No need for alarm — they are only fried dough in the shape of a beaver’s tail, and much sweeter than the real thing.
They’re covered with cinnamon sugar and a whole slew of other inventive toppings. All six New England states come together for this yearly festival to show off their best foods. The most iconic treat is the giant Big E cream puff. It’s easily the No.
1 stop at the fair, and approximately 5,000 cream puffs are sold each day. Guests can watch them being made before diving into the fair’s fluffiest dessert. It’s a bit of a challenge to eat but worth every messy bite. The only thing bigger than the puffs is the giant 1-pound meatball at Frigo’s.
Three generations of Frigo’s have been making these humongous meatballs since 1950.

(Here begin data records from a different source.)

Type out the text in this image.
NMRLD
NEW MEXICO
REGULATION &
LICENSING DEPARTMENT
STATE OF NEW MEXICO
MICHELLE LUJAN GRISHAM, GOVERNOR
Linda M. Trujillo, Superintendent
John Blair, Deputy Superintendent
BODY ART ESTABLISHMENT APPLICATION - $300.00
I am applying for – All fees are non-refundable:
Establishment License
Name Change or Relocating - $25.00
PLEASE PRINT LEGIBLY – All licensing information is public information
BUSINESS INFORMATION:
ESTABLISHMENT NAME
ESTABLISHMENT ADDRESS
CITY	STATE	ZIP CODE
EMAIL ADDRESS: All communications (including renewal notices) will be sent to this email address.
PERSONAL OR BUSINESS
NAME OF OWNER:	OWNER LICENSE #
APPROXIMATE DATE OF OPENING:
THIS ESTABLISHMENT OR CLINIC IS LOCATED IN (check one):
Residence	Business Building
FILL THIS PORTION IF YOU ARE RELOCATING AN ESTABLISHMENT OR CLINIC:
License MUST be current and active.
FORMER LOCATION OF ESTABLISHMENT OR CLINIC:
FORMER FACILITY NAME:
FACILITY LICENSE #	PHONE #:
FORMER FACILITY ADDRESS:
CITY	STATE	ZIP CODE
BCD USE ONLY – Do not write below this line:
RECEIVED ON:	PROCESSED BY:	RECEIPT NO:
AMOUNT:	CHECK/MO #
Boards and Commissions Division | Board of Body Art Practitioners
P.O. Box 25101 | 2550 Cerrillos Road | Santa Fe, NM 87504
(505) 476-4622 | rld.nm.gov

It started out as a bit of a prank, but now it’s one of the most beloved dishes in New England. The Miami County Fair is all about the dessert. Every spring, vendors chef up sweet treats, like cheesecake slices dipped in blue raspberry chocolate and maple-glazed doughnuts served by the bucket. The cheesecakes at Polar Bear Ice Cream are dunked into all flavors of chocolate and coated in sprinkles right alongside the soft serves. Meanwhile, the maple-glazed doughnuts are sprayed with nearly endless amounts of cinnamon and sugar.
And, of course, you can’t forget the giant funnel cakes. They’re topped with powdered sugar and cream cheese before getting loaded with strawberry jam. Smorgasburg is a summer staple in New York City that showcases some of the city’s most daring and dazzling food creations. New Instagrammable delicacies are debuted each year to take social media by storm. Famous treats include the spaghetti doughnut, toasted meringue ice cream, and stunning mango flowers.
Take the spaghetti doughnut as the perfect example of a social-media showstopper. When they were debuted by Pop Pasta, it was a take on a traditional Neapolitan spaghetti pie.
It took on a life of its own when it went viral and began to garner the longest lines of the market. Also with tons of social-media fame, you can find the toasted meringue ice cream, which is as visual as it is fluffy and sweet. It’s a unique warm-and-cold combo beloved by New Yorkers.